Dans l’une des dernières livraisons de la Revue, M. Dujardin a démontré que les phrases obtenues par la lecture des hiéroglyphes sont intraduisibles par la langue qu’on croit celle des anciens Égyptiens. Mais il a négligé une tâche plus humble qui rentre dans le cadre de ce bulletin bibliographique : c’est de faire connaître le plan et les détails du livre déjà célèbre qu’on peut considérer comme le testament scientifique de Champollion. Le livre de M. Champollion est intitulé : Grammaire égyptienne, ou Principes généraux de l’écriture sacrée égyptienne, appliquée à la représentation de la langue parlée[1]. La première partie, qui seule est publiée, forme le tiers de l’ouvrage, et contient neuf chapitres.
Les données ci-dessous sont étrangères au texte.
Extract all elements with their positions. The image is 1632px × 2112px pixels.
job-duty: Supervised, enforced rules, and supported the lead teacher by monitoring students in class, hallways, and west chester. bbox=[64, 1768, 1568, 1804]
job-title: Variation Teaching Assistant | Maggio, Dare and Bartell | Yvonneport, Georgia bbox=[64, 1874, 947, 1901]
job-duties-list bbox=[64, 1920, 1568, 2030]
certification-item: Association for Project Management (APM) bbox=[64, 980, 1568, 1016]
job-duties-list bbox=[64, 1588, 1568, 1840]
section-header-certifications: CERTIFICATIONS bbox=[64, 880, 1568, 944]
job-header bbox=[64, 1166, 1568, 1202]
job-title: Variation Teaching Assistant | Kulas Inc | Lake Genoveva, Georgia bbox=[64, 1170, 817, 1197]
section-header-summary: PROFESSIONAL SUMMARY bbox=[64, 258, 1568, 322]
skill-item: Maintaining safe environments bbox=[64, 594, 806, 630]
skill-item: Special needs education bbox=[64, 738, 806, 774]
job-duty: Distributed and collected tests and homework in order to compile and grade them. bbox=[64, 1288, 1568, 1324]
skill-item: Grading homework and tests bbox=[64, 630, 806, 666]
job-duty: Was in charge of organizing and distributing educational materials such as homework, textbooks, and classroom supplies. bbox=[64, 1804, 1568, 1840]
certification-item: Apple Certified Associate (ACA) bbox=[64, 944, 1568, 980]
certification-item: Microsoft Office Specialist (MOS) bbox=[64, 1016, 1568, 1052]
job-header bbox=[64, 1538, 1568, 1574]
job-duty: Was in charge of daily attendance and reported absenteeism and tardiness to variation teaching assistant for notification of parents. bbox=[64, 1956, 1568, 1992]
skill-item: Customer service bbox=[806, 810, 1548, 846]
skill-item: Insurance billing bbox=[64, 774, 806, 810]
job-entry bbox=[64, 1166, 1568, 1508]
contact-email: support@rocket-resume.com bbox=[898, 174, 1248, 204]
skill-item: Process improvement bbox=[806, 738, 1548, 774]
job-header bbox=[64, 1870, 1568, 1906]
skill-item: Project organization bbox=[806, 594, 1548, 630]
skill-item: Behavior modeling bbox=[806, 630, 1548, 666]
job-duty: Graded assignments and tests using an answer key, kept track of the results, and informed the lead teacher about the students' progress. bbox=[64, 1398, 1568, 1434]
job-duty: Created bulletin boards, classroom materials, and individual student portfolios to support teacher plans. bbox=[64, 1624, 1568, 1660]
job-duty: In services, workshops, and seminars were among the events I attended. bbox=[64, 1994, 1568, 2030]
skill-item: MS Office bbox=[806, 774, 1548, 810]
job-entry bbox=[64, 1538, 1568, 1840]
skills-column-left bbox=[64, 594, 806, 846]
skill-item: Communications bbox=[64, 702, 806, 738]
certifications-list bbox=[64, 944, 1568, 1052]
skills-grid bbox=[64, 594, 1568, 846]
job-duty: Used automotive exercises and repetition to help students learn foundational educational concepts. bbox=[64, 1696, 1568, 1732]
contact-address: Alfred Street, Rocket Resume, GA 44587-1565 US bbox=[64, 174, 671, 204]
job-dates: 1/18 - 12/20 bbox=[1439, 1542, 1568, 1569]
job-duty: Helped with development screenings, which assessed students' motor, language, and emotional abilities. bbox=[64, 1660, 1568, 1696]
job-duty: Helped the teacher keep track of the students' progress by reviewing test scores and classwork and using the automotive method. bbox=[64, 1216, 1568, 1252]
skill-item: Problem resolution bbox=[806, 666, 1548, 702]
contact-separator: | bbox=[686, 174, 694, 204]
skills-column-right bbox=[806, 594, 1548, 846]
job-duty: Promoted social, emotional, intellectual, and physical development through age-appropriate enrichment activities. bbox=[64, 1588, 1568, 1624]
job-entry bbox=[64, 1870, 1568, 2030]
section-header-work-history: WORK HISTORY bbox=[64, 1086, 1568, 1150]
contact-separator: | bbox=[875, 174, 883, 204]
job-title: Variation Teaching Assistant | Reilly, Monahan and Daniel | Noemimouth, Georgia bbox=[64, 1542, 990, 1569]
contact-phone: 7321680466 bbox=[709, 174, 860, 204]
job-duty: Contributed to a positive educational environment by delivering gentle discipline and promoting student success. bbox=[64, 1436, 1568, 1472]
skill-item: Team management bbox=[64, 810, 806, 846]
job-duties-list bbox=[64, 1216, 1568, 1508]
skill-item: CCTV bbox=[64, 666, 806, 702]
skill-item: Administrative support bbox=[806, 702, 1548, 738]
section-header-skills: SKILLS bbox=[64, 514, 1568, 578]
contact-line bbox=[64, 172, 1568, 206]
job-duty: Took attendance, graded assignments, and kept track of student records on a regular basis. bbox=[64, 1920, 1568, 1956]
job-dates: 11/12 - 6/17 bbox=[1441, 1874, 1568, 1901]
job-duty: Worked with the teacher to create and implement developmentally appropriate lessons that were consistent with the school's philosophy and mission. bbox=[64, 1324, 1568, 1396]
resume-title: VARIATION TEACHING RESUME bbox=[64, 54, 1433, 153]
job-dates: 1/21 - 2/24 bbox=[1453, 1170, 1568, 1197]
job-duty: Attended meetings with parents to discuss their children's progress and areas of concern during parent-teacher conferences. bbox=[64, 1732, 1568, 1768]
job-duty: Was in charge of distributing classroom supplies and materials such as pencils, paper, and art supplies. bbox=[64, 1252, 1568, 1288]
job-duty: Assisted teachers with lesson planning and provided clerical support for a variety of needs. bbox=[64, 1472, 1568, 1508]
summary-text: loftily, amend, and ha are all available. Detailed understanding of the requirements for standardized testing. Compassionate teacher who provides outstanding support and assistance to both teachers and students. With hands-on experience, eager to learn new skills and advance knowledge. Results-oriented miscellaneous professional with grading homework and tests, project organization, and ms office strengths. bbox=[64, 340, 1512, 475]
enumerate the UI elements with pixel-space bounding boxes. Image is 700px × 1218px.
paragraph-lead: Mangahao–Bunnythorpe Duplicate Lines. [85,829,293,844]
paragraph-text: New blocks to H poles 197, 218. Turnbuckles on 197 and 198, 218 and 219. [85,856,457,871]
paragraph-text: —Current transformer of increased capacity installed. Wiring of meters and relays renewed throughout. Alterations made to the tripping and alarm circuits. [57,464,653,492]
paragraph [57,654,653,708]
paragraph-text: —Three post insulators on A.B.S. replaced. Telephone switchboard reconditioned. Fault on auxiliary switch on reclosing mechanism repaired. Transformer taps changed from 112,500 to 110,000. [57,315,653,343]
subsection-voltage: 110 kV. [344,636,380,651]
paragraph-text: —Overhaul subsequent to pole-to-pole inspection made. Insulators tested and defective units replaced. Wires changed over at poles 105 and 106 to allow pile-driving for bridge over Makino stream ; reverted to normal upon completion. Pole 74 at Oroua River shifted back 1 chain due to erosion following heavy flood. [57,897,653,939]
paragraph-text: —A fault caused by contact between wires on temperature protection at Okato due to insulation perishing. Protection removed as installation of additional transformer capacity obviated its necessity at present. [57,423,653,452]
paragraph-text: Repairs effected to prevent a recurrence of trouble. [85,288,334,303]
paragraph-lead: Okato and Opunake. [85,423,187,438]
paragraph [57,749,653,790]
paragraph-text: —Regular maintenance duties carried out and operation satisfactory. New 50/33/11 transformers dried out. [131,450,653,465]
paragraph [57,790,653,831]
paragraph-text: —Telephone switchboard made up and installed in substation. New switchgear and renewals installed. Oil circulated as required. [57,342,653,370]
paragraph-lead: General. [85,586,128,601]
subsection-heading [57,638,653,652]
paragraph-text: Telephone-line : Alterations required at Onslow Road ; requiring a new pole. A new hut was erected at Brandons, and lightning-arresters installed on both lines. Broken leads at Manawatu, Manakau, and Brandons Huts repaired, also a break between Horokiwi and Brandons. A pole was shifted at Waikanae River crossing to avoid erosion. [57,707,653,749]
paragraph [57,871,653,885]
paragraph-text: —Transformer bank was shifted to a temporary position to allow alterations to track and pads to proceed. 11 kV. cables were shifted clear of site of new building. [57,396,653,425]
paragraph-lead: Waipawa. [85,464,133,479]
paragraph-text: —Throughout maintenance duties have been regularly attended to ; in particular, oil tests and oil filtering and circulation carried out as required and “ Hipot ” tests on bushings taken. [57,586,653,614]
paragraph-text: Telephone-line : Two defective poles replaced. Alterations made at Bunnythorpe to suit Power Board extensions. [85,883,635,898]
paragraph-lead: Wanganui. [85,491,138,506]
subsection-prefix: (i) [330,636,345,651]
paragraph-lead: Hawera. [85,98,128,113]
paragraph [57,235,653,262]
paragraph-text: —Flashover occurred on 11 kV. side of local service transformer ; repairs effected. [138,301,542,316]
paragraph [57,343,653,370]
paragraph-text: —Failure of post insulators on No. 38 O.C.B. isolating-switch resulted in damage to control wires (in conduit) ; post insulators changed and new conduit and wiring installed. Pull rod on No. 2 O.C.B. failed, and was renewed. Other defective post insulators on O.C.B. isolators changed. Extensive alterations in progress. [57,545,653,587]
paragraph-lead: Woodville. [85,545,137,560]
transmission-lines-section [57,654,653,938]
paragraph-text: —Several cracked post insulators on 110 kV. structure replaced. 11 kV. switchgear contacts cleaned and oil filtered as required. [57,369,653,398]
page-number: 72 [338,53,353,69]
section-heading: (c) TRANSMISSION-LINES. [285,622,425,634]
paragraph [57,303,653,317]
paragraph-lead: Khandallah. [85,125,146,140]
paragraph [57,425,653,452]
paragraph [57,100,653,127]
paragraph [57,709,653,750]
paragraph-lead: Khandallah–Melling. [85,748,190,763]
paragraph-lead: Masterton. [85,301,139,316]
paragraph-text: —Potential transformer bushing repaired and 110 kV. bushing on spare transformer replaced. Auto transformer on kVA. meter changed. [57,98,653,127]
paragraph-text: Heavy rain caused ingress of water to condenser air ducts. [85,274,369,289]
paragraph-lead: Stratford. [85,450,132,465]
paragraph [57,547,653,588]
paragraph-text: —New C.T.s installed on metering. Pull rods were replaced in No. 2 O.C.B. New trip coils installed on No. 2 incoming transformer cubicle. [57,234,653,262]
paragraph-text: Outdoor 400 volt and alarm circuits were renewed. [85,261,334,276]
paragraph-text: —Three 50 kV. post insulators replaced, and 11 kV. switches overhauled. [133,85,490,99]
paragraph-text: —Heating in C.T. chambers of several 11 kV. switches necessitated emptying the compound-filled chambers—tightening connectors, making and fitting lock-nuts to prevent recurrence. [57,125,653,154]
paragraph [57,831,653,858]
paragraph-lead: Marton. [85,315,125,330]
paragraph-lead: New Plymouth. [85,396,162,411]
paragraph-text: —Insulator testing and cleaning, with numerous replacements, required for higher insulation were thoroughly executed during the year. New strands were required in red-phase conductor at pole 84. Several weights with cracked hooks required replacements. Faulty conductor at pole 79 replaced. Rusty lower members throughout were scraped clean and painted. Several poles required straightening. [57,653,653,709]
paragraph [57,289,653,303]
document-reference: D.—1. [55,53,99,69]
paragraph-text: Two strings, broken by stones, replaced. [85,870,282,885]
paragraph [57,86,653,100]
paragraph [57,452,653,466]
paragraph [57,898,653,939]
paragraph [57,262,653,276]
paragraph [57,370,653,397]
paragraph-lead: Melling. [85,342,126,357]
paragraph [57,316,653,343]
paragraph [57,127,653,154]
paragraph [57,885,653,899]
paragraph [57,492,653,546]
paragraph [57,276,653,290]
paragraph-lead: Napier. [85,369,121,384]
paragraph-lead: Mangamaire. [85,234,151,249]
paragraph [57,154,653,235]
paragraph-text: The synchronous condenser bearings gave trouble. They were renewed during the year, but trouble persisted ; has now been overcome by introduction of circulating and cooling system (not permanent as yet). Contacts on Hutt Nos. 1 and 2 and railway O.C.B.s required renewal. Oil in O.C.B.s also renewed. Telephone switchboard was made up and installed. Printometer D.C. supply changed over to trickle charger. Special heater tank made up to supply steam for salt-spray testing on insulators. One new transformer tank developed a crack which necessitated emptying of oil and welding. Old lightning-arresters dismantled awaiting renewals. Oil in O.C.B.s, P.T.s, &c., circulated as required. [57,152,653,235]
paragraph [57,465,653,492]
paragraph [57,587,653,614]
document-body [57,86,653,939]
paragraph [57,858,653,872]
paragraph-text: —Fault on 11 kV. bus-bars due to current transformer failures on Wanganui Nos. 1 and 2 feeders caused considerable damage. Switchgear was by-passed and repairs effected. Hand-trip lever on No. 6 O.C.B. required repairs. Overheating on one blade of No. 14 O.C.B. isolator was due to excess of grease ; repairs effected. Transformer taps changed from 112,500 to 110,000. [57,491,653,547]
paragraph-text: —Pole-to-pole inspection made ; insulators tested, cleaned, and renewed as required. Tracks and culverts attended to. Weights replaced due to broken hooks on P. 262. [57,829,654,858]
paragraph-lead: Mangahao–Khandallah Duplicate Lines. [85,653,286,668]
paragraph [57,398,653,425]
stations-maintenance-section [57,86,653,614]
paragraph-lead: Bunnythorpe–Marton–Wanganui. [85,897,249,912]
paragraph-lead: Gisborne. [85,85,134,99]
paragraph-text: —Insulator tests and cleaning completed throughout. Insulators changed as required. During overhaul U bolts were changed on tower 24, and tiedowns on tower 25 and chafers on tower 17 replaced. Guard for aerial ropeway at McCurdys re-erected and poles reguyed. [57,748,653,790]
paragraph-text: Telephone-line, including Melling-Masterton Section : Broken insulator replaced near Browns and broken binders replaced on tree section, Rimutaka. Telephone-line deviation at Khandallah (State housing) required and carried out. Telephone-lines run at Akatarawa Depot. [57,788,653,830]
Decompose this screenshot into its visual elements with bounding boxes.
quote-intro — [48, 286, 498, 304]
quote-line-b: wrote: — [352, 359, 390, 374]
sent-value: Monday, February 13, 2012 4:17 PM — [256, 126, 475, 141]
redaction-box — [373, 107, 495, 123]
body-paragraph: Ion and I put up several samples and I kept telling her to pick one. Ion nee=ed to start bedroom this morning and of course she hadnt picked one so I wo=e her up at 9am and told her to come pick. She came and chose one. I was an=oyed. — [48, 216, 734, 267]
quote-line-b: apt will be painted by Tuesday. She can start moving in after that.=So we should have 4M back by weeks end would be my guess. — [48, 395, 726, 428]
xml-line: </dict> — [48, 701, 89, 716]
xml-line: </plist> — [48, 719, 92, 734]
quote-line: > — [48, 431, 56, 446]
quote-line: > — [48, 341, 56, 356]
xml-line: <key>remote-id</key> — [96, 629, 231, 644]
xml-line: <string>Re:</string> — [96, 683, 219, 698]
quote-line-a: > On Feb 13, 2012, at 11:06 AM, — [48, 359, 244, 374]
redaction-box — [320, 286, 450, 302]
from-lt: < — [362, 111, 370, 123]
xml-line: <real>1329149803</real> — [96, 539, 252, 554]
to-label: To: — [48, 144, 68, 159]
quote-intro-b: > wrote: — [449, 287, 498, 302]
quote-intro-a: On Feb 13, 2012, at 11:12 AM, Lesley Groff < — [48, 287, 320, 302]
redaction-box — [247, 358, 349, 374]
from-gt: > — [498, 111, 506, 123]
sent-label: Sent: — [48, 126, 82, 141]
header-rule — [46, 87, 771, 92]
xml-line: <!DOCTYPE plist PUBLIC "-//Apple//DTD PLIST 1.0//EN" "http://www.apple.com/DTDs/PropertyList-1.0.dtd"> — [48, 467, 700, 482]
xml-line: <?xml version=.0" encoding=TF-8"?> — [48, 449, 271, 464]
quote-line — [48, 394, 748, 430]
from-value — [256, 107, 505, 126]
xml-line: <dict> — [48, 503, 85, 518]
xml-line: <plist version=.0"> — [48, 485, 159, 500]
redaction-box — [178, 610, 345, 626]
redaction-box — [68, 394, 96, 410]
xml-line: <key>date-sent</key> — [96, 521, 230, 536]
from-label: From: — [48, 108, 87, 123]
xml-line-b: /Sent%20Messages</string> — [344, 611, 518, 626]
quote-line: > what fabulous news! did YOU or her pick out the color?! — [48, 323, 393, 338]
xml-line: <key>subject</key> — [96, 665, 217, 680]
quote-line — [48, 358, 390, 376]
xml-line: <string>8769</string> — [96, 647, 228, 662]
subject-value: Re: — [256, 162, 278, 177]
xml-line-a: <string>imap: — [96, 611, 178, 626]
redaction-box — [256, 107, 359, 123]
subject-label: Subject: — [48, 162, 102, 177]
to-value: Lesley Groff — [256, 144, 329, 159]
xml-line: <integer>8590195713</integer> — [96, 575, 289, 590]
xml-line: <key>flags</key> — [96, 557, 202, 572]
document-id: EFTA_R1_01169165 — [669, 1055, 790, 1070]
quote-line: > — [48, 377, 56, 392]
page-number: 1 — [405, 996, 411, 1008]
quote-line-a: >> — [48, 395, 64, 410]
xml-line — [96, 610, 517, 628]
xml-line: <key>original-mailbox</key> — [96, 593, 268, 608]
Le premier résume l’histoire du plus noble et du plus puissant de tous les arts, celui de l’écriture. L’idée de consacrer la mémoire des faits importans par la représentation même des objets qui forment, pour ainsi dire, le corps du discours, n’appartient pas aux seuls Égyptiens. Elle s’est produite, comme une inspiration naturelle, à l’origine de presque toutes les sociétés, et fait encore aujourd’hui la base du système graphique des Chinois. La peinture servile du langage, étant impossible en beaucoup de cas, on ne tarda pas à donner aux figures une valeur conventionnelle. Le nombre en fut probablement limité, et le choix fait d’après certaines règles. Champollion, qui a copié et soumis à la plus scrupuleuse analyse toutes les inscriptions que le temps n’a pas encore effacées, rapporte les objets figurés à seize classes bien distinctes. Dans la première, par exemple, il range les corps célestes ; dans la seconde, les êtres humains divers par l’âge et l’attitude ; viennent dans les suivantes les animaux, les plantes, des instrumens de métier, ou simplement des formes géométriques. Le nombre des figures usitées dans chacune de ces seize subdivisions n’est pas déterminé. Champollion af-

  1. Chez Firmin Didot, petit in-folio ; prix de la première partie : 25 fr. L’imprimeur M. F. Didot, justement célèbre dans l’art qu’il professe, a imaginé pour ce volume un procédé ingénieux, qui, avec quelques perfectionnemens, pourra trouver de nombreuses applications ; c’est l’alliance de l’imprimerie et de la lithographie. La nécessité de marier sans cesse dans le même texte l’écriture hiéroglyphique et l’écriture ordinaire présentait une difficulté ; on a composé la planche d’impression en ménageant des espaces pour les figures. L’impression des caractères a été transportée sur la pierre lithographique, où les hiéroglyphes ont été dessinés dans les blancs réservés.